Tech Knowledge, which promotes market-oriented technology policies, put out a statement underlining its stance that the FCC rules passed were biased.
“The previous FCC’s decision to adopt a discriminatory approach to broadband privacy was driven by its desire to protect particular industry players, not consumers. The agency’s biased rules inhibit the ability of ISPs to compete with edge providers in the internet data market without providing any meaningful privacy protection,” Fred Campbell, director of Tech Knowledge, says. “If the rules were stayed, ISPs would abide by the same privacy protections as all other companies under the Federal Trade Commission’s established legal framework, which protects consumer privacy while promoting competition in the data market. Consistent privacy rules and additional competition would be a win-win for broadband consumers.”
A coalition of more than 15 consumer advocacy and privacy groups, including Public Knowledge, used a letter to urge Congress to oppose the use of the Congressional Review Act (CRA) to adopt a resolution of disapproval overturning the FCC 2016 broadband privacy order.

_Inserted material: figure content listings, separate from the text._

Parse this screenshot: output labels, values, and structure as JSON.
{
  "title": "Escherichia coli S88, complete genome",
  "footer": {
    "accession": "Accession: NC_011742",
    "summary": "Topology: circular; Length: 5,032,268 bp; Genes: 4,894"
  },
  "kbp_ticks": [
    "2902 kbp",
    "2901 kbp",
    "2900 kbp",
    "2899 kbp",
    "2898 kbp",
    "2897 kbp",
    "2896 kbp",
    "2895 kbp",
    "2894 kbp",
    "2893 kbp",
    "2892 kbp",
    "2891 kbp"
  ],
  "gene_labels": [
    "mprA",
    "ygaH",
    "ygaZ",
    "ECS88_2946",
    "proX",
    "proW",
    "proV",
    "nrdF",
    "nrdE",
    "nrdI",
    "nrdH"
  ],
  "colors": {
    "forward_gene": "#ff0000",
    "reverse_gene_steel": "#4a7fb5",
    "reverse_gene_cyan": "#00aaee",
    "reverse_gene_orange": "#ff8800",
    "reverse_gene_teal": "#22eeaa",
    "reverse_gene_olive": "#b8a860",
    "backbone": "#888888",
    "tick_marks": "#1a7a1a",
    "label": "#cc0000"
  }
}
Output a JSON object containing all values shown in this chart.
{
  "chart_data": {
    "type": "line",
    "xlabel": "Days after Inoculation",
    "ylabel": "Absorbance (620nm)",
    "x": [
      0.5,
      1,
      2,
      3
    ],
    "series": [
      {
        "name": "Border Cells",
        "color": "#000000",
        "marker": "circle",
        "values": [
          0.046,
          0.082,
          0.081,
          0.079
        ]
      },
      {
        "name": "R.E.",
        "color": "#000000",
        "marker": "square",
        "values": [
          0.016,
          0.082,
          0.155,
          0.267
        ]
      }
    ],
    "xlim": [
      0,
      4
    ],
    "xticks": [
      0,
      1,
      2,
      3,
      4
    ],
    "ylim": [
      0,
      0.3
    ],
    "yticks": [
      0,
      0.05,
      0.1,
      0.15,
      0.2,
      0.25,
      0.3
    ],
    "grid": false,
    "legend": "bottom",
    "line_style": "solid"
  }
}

“It comes as no surprise that industry lobbyists have begun to attack the strong privacy rules passed by the FCC late last year,” Dallas Harris, policy fellow at Public Knowledge, comments. “As industry very well knows, using the CRA as a blunt instrument on the privacy rules would preclude the FCC from creating any ‘substantially similar’ regulations in the future − leaving broadband customers vulnerable online. The move is also in direct conflict with Congress’ clear mandate that broadband providers protect their customers’ privacy.”
Harris warns “consumer advocates are ready to fight to protect consumer’s privacy online and will not let any attacks go unanswered.”